Upon completion of all 10 sessions, I moved on to qualitative tagging and insight analysis. Some of the key findings included:

  1. The design and information layout of Atlas Degree Progress was viewed as a huge upgrade over Wolverine Access

  2. Students enrolled in multiple programs or majors dealt with issues regarding how the tool tracked their academic progress

  3. Students expected the progress bar to use light blue to represent courses 'in progress' and dark blue for those 'completed.' This was the opposite of how the progress bars werecurrently implemented.

  4. The existing process of adding a required course from Atlas Degree Progress to their Atlas Backpack was needlessly complicated and confused users

  5. Graduate students found the tool to feel tailored to undergraduates, and many features were either not applicable to them or did not operate in a way that suited their needs

    For undergraduate students, the academic requirements typically involve multiple classes, which makes the progress bars useful

    On the other hand, graduate students have lots of specific courses they need to take. Resulting in the progress bars being less meaningful and contributing to a cluttered interface.
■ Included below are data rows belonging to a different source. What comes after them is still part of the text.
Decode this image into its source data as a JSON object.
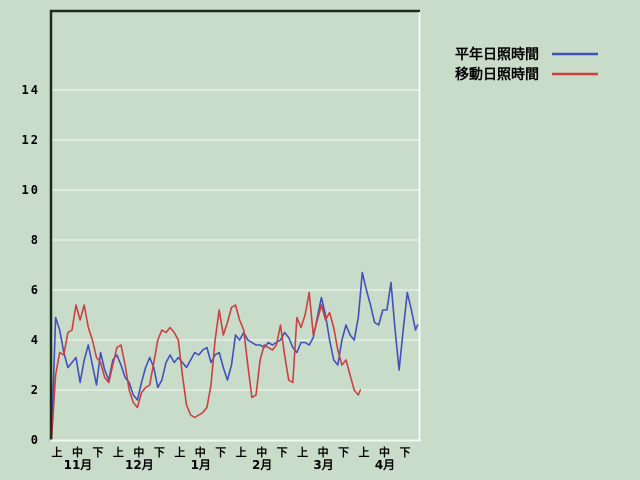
{
  "colors": {
    "background": "#c9dcc9",
    "grid": "#eaf2ea",
    "border_dark": "#1c2b1c",
    "border_light": "#f4f8f4",
    "text": "#000000",
    "series_blue": "#4050c0",
    "series_red": "#cb4040"
  },
  "chart_data": {
    "type": "line",
    "title": "",
    "xlabel": "",
    "ylabel": "",
    "grid": "horizontal gridlines on",
    "legend_position": "top-right outside plot",
    "y_axis": {
      "ticks": [
        0,
        2,
        4,
        6,
        8,
        10,
        12,
        14
      ],
      "range": [
        0,
        17.2
      ]
    },
    "x_axis": {
      "tick_labels": [
        "上",
        "中",
        "下",
        "上",
        "中",
        "下",
        "上",
        "中",
        "下",
        "上",
        "中",
        "下",
        "上",
        "中",
        "下",
        "上",
        "中",
        "下"
      ],
      "month_labels": [
        "11月",
        "12月",
        "1月",
        "2月",
        "3月",
        "4月"
      ],
      "note": "x unit = days from Nov 1; ticks mark early/mid/late of each month"
    },
    "series": [
      {
        "name": "平年日照時間",
        "color": "#4050c0",
        "points": [
          [
            0,
            0
          ],
          [
            2,
            4.9
          ],
          [
            4,
            4.4
          ],
          [
            6,
            3.5
          ],
          [
            8,
            2.9
          ],
          [
            10,
            3.1
          ],
          [
            12,
            3.3
          ],
          [
            14,
            2.3
          ],
          [
            16,
            3.2
          ],
          [
            18,
            3.8
          ],
          [
            20,
            3.0
          ],
          [
            22,
            2.2
          ],
          [
            24,
            3.5
          ],
          [
            26,
            2.8
          ],
          [
            28,
            2.4
          ],
          [
            30,
            3.2
          ],
          [
            32,
            3.4
          ],
          [
            34,
            3.0
          ],
          [
            36,
            2.5
          ],
          [
            38,
            2.3
          ],
          [
            40,
            1.8
          ],
          [
            42,
            1.6
          ],
          [
            44,
            2.3
          ],
          [
            46,
            2.9
          ],
          [
            48,
            3.3
          ],
          [
            50,
            2.9
          ],
          [
            52,
            2.1
          ],
          [
            54,
            2.4
          ],
          [
            56,
            3.1
          ],
          [
            58,
            3.4
          ],
          [
            60,
            3.1
          ],
          [
            62,
            3.3
          ],
          [
            64,
            3.1
          ],
          [
            66,
            2.9
          ],
          [
            68,
            3.2
          ],
          [
            70,
            3.5
          ],
          [
            72,
            3.4
          ],
          [
            74,
            3.6
          ],
          [
            76,
            3.7
          ],
          [
            78,
            3.1
          ],
          [
            80,
            3.4
          ],
          [
            82,
            3.5
          ],
          [
            84,
            2.9
          ],
          [
            86,
            2.4
          ],
          [
            88,
            3.0
          ],
          [
            90,
            4.2
          ],
          [
            92,
            4.0
          ],
          [
            94,
            4.3
          ],
          [
            96,
            4.0
          ],
          [
            98,
            3.9
          ],
          [
            100,
            3.8
          ],
          [
            102,
            3.8
          ],
          [
            104,
            3.7
          ],
          [
            106,
            3.9
          ],
          [
            108,
            3.8
          ],
          [
            110,
            3.9
          ],
          [
            112,
            4.0
          ],
          [
            114,
            4.3
          ],
          [
            116,
            4.1
          ],
          [
            118,
            3.7
          ],
          [
            120,
            3.5
          ],
          [
            122,
            3.9
          ],
          [
            124,
            3.9
          ],
          [
            126,
            3.8
          ],
          [
            128,
            4.1
          ],
          [
            130,
            4.9
          ],
          [
            132,
            5.7
          ],
          [
            134,
            5.0
          ],
          [
            136,
            4.0
          ],
          [
            138,
            3.2
          ],
          [
            140,
            3.0
          ],
          [
            142,
            4.0
          ],
          [
            144,
            4.6
          ],
          [
            146,
            4.2
          ],
          [
            148,
            4.0
          ],
          [
            150,
            4.9
          ],
          [
            152,
            6.7
          ],
          [
            154,
            6.0
          ],
          [
            156,
            5.4
          ],
          [
            158,
            4.7
          ],
          [
            160,
            4.6
          ],
          [
            162,
            5.2
          ],
          [
            164,
            5.2
          ],
          [
            166,
            6.3
          ],
          [
            168,
            4.4
          ],
          [
            170,
            2.8
          ],
          [
            172,
            4.4
          ],
          [
            174,
            5.9
          ],
          [
            176,
            5.2
          ],
          [
            178,
            4.4
          ],
          [
            179,
            4.6
          ]
        ]
      },
      {
        "name": "移動日照時間",
        "color": "#cb4040",
        "points": [
          [
            0,
            0
          ],
          [
            2,
            2.6
          ],
          [
            4,
            3.5
          ],
          [
            6,
            3.4
          ],
          [
            8,
            4.3
          ],
          [
            10,
            4.4
          ],
          [
            12,
            5.4
          ],
          [
            14,
            4.8
          ],
          [
            16,
            5.4
          ],
          [
            18,
            4.5
          ],
          [
            20,
            4.0
          ],
          [
            22,
            3.3
          ],
          [
            24,
            3.1
          ],
          [
            26,
            2.5
          ],
          [
            28,
            2.3
          ],
          [
            30,
            3.0
          ],
          [
            32,
            3.7
          ],
          [
            34,
            3.8
          ],
          [
            36,
            3.0
          ],
          [
            38,
            2.0
          ],
          [
            40,
            1.5
          ],
          [
            42,
            1.3
          ],
          [
            44,
            1.9
          ],
          [
            46,
            2.1
          ],
          [
            48,
            2.2
          ],
          [
            50,
            3.1
          ],
          [
            52,
            4.0
          ],
          [
            54,
            4.4
          ],
          [
            56,
            4.3
          ],
          [
            58,
            4.5
          ],
          [
            60,
            4.3
          ],
          [
            62,
            4.0
          ],
          [
            64,
            2.6
          ],
          [
            66,
            1.4
          ],
          [
            68,
            1.0
          ],
          [
            70,
            0.9
          ],
          [
            72,
            1.0
          ],
          [
            74,
            1.1
          ],
          [
            76,
            1.3
          ],
          [
            78,
            2.2
          ],
          [
            80,
            4.0
          ],
          [
            82,
            5.2
          ],
          [
            84,
            4.2
          ],
          [
            86,
            4.7
          ],
          [
            88,
            5.3
          ],
          [
            90,
            5.4
          ],
          [
            92,
            4.8
          ],
          [
            94,
            4.4
          ],
          [
            96,
            3.0
          ],
          [
            98,
            1.7
          ],
          [
            100,
            1.8
          ],
          [
            102,
            3.2
          ],
          [
            104,
            3.8
          ],
          [
            106,
            3.7
          ],
          [
            108,
            3.6
          ],
          [
            110,
            3.8
          ],
          [
            112,
            4.6
          ],
          [
            114,
            3.4
          ],
          [
            116,
            2.4
          ],
          [
            118,
            2.3
          ],
          [
            120,
            4.9
          ],
          [
            122,
            4.5
          ],
          [
            124,
            5.0
          ],
          [
            126,
            5.9
          ],
          [
            128,
            4.2
          ],
          [
            130,
            4.8
          ],
          [
            132,
            5.4
          ],
          [
            134,
            4.8
          ],
          [
            136,
            5.1
          ],
          [
            138,
            4.5
          ],
          [
            140,
            3.6
          ],
          [
            142,
            3.0
          ],
          [
            144,
            3.2
          ],
          [
            146,
            2.6
          ],
          [
            148,
            2.0
          ],
          [
            150,
            1.8
          ],
          [
            151,
            2.0
          ]
        ]
      }
    ]
  }
}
Recommendations and Solutions

The product team had one sprint between the completion of the study and the ideal release window for the tool. Therefore, discussions between the product team and myself led to a few decisions:

  • The product team's sprint included finding a way to enhance the accuracy of degree requirements for dual majors. Alternatively, if the improvements could not be completed in time, a warning for dual majors to check with their departments/advisors for accuracy would be added.

  • Addition of a button that allows students to add a required course to their backpack directly from this page

  • Rollout to graduate students was delayed until a reworked version could be tailored to their academic needs

  • Changes to progress bars and other features were to be made immediately based on feedback


  • Degree progress was released to eligible undergraduates in Fall 2023 in time for the rush of schedule changes and academic planning meetings. Graduate students had their version made available to them during Winter 2024

  • Degree Progress has been the most used feature of Atlas and has resulted in more consistent use of Atlas than before (previously most students only used Atlas during course registration season).

  • Student feedback gathered via surveys over the last year reported high satisfaction with the tool. Many have highlighted its effectiveness in breaking down information into an easily understandable format and ease of use

Future Work

Usability Testing before Winter 2024. Focusing on the changes for grad students. (Now Completed)

Unexpected insight into users' mental models of their scheduling process and how they keep track of their academic progress emerged during these series of usability sessions. After the sessions, I followed up with some of the participants, and they were willing to share documents/spreadsheets of how they currently track their academic progress. The creation of these documents appears to mostly happen during academic advising, and they reported using multiple tools, including Atlas.

If academic advisors are already using Atlas to help students, then Degree Progress will likely be a great addition for them too. Therefore, a future study involving academic advisors would be great for uncovering how they are utilizing Atlas and what their unmet needs are. I am recommending a contextual inquiry that would allow us to see how academic advisors interact with students within a real academic advising session and to gain a deeper insight into the academic planning process and Atlas's role within it.